La société pharmaceutique moderne a annoncé lundi qu’elle allait demander l’autorisation de commercialiser son vaccin contre les coronavirus à la fois à la Food and Drug Administration (FDA) américaine et à l’Agence européenne des médicaments (EMEA).

Les autorités de réglementation analyseront les données des essais du vaccin à ARNm de Moderna et décideront s’il est suffisamment sûr et efficace pour recommander sa mise en œuvre et procéder à sa commercialisation.

Selon la société, l’analyse de l’efficacité de l’étude de phase 3 du vaccin a porté sur 30 000 participants avec une efficacité de 94,1%, une bonne tolérance générale et aucun problème sérieux de sécurité identifié à ce jour.

L’étude de phase 3 a dépassé le suivi moyen de deux mois après la vaccination, comme l’exige la FDA pour l’autorisation d’utilisation en urgence, a déclaré M. Moderna dans un communiqué.

Efficacité à 100% dans les cas les plus graves

La société affirme également que l’efficacité du vaccin contre les cas les plus graves de covid-19 est de 100 %.

Les premières injections peuvent être effectuées dès le 21 décembre si le processus se déroule sans heurts et si l’autorisation est accordée, a déclaré Stéphane Bancel, directeur exécutif du Moderna, dans une interview au New York Times.

Selon la société, l’efficacité du vaccin « était constante » en fonction de l’âge, de la race et de l’ethnicité, et de la démographie des sexes, et bien que des examens soient en cours, « aucun problème sérieux n’a été identifié ».

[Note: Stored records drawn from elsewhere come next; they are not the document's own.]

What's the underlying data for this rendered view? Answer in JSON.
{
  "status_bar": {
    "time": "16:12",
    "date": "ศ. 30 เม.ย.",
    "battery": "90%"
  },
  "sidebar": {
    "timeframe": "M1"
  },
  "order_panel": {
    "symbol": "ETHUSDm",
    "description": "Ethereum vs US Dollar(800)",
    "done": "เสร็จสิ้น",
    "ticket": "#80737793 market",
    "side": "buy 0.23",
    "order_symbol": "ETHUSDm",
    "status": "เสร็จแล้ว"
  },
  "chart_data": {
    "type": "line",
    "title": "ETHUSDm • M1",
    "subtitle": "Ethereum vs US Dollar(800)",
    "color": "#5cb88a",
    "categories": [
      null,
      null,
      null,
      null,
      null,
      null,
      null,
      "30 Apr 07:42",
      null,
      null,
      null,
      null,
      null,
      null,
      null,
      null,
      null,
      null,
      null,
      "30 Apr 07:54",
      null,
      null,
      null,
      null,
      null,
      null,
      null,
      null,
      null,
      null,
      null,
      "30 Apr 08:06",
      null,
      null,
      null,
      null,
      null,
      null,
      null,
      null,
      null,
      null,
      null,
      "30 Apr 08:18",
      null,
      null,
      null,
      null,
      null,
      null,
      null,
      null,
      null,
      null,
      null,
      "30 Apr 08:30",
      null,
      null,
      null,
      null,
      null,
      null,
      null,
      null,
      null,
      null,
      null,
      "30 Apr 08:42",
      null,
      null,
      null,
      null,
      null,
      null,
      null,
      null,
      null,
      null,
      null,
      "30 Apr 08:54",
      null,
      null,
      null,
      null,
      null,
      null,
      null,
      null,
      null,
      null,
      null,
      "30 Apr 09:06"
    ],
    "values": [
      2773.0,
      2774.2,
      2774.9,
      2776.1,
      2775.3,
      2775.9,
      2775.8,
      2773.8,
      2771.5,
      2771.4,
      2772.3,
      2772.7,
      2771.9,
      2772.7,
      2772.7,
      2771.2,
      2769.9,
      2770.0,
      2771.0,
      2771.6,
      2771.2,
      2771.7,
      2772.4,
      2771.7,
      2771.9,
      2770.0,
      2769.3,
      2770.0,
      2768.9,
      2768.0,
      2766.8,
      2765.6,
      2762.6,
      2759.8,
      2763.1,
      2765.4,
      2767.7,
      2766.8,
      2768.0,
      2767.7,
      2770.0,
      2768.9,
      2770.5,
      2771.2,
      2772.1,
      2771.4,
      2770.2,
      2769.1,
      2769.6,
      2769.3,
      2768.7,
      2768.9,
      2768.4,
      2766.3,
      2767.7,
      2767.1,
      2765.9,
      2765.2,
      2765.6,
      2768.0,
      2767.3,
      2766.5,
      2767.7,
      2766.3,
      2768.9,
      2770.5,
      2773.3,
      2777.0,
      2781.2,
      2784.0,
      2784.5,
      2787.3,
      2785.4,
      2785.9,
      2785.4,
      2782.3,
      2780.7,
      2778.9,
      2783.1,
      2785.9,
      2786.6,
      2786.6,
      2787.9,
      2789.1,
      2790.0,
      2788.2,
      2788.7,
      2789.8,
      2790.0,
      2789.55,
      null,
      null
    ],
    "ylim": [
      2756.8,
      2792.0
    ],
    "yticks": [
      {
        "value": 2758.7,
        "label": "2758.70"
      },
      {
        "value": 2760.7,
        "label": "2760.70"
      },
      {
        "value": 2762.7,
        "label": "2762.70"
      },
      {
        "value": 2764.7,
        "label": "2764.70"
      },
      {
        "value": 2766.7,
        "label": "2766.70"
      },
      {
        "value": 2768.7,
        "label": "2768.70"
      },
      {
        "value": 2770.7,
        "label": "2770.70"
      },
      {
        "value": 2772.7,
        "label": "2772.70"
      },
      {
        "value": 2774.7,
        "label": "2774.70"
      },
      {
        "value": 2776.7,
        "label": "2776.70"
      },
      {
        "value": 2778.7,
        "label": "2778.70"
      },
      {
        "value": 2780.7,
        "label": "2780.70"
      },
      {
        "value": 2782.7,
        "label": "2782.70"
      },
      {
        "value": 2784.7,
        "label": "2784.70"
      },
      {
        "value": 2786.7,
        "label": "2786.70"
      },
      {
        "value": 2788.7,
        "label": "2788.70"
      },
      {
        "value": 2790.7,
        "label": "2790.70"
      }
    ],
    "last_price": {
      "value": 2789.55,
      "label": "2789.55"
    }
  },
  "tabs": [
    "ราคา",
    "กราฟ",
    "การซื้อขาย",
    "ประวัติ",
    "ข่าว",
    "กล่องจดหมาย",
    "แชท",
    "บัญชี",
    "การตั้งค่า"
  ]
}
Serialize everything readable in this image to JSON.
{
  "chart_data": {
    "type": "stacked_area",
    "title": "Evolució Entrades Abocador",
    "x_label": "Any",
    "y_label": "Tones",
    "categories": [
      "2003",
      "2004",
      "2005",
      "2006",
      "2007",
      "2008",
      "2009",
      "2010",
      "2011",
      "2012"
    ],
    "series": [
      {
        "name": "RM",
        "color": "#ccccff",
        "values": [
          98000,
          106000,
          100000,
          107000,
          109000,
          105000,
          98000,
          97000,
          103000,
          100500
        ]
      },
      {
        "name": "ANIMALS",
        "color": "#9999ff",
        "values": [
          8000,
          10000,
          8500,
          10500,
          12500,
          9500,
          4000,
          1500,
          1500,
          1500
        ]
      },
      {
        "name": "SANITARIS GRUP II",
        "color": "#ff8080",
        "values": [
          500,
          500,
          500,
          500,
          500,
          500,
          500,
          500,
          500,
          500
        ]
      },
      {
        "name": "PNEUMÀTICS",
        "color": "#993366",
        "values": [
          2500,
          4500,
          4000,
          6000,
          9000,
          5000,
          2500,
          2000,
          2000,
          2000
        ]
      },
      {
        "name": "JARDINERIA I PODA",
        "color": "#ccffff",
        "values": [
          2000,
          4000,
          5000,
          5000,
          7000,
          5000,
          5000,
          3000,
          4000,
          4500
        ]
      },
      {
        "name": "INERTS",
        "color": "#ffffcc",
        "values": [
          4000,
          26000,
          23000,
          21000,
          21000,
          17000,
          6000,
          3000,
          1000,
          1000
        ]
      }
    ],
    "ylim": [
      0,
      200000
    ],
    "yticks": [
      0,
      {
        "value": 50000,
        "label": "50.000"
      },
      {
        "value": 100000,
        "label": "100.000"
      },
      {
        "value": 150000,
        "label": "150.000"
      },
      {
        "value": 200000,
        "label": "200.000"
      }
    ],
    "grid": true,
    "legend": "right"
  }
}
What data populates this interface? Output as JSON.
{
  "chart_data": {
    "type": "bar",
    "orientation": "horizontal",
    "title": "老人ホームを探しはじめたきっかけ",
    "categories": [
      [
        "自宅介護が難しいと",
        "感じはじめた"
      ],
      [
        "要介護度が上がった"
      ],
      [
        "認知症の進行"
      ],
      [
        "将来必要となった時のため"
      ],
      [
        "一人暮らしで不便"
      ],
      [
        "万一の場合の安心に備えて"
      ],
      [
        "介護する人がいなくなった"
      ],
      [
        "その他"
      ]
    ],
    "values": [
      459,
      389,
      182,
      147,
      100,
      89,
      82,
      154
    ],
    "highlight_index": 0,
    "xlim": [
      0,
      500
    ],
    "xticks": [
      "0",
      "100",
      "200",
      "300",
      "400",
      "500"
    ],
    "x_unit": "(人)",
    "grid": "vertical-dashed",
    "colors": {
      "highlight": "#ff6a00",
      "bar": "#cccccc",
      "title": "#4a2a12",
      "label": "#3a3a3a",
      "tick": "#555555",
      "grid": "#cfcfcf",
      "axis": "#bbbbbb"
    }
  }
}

M. Moderna affirme que, selon une analyse antérieure, les réactions indésirables les plus courantes lors de l’administration du vaccin comprenaient la douleur au point d’injection, la fatigue, la myalgie, l’arthralgie, les maux de tête et la rougeur au point d’injection.

« Cette analyse primaire positive confirme la capacité de notre vaccin à prévenir la maladie COVID-19 avec une efficacité de 94,1% et, plus important encore, la capacité à prévenir la maladie COVID-19 grave. Nous pensons que notre vaccin constituera un nouvel outil puissant qui pourra changer le cours de cette pandémie et contribuer à prévenir les maladies graves, les hospitalisations et les décès », a déclaré Stéphane Bancel.